Conversely, Centamin, closing up 9.9%, was the mid-cap index's biggest winner. The metals and minerals producer's shares rose sharply despite saying that its pretax profit fell 7.4% in 2013 as it was hit by a large exceptional cost.

However, excluding exceptional items, the company would have posted a pretax profit increase of 1.4% to USD235.0 million from USD231.7 million in 2012. It also said its revenues increased 18% to USD503.8 million from USD426.1 million the previous year, as production increases offset lower gold prices during the period.

Kentz Corporation was another big riser in the FTSE 250. The major oil and gas engineering company closed up 6.2% after it posted pretax profit of USD109.7 million in 2013, up from the USD104.8 million recorded in the previous year, as revenue increased to USD1.66 billion from USD1.56 billion in 2012.

It also said that it now forecasts 2014 performance ahead of previous expectations, with all three of its business units to perform strongly during the period.

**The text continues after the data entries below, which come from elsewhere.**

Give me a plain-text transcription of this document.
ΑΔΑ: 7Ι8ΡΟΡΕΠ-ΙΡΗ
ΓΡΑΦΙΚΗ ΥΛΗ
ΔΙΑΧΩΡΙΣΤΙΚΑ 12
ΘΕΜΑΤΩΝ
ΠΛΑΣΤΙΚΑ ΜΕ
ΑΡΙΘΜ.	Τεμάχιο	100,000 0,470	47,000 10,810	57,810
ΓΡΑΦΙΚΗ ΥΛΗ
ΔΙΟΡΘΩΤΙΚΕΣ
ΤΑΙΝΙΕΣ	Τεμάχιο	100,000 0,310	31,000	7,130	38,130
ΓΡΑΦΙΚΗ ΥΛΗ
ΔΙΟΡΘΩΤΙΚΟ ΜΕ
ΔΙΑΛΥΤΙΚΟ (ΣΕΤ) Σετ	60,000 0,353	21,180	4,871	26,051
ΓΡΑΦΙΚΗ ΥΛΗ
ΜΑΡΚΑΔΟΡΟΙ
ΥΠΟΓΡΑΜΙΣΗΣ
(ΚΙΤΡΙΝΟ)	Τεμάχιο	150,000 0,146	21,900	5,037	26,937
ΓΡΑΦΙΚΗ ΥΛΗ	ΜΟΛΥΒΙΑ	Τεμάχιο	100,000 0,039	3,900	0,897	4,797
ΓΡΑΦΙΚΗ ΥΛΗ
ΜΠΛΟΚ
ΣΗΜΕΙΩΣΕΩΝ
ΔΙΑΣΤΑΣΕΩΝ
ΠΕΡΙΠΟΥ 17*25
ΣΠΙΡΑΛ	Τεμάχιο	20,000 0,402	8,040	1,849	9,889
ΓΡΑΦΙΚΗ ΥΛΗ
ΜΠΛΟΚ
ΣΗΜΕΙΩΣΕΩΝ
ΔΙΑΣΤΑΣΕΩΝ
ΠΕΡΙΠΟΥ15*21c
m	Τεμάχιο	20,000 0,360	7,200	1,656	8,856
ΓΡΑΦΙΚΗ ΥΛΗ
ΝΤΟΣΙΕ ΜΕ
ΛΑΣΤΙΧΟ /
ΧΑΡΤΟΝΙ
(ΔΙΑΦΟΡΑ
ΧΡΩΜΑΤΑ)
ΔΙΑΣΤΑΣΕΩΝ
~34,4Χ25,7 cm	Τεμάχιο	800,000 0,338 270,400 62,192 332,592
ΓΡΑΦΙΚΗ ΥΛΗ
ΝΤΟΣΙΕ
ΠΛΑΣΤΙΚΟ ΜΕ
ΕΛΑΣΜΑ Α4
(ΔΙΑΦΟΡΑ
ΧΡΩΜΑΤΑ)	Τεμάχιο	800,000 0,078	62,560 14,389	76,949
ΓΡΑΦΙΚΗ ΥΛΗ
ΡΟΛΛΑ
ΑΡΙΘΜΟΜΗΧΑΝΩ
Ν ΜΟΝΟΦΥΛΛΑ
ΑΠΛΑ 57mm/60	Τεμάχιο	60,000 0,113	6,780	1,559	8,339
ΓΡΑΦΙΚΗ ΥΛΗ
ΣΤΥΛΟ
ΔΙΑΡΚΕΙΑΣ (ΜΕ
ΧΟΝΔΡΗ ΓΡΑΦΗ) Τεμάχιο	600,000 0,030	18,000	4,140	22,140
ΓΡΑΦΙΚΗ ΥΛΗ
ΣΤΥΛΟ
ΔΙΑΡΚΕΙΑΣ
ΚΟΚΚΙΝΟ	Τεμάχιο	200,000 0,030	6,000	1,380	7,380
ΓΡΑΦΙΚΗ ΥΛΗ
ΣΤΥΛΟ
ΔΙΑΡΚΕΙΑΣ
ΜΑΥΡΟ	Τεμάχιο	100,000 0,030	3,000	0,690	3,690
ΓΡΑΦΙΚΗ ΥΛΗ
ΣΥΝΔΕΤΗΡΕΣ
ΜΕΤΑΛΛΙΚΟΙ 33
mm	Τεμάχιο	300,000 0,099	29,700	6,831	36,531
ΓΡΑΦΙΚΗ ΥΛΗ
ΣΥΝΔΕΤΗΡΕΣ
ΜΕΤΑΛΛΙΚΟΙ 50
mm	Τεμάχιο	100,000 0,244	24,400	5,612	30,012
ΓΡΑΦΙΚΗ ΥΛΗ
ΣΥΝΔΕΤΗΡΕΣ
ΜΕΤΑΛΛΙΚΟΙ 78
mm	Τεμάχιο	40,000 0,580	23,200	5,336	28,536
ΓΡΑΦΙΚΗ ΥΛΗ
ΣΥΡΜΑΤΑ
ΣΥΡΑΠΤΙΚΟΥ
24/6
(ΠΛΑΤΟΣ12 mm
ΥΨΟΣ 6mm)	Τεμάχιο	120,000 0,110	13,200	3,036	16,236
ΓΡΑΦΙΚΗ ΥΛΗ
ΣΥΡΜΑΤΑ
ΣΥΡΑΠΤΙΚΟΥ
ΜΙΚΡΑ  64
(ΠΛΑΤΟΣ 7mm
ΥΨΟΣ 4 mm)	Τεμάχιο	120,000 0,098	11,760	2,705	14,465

In the data calendar Tuesday, German IFO data are released at 0900 GMT. UK mortgage approvals information is released at 0930 GMT, at the same time as consumer, retail, and producer price inflation data. The UK CBI distributive trades survey is released at 1100 GMT.

In the US, housing data are scheduled for 1300 GMT, ahead of consumer confidence and new home sales information at 1400 GMT. The Richmond Fed manufacturing index also is published at 1400 GMT.

Later in the day, Atlanta Federal Reserve Chief Dennis Lockhart gives a speech at 2000 GMT. Philadelphia Fed Chief Charles Plosser speaks at 2300 GMT.

In the data calendar, FTSE 100-listed Kingfisher, Carnival and Wolseley are joined by FTSE 250-constituents 888 Holdings and AG Barr in releasing full-year results for 2013.

Blue-chip easyJet releases a trading statement.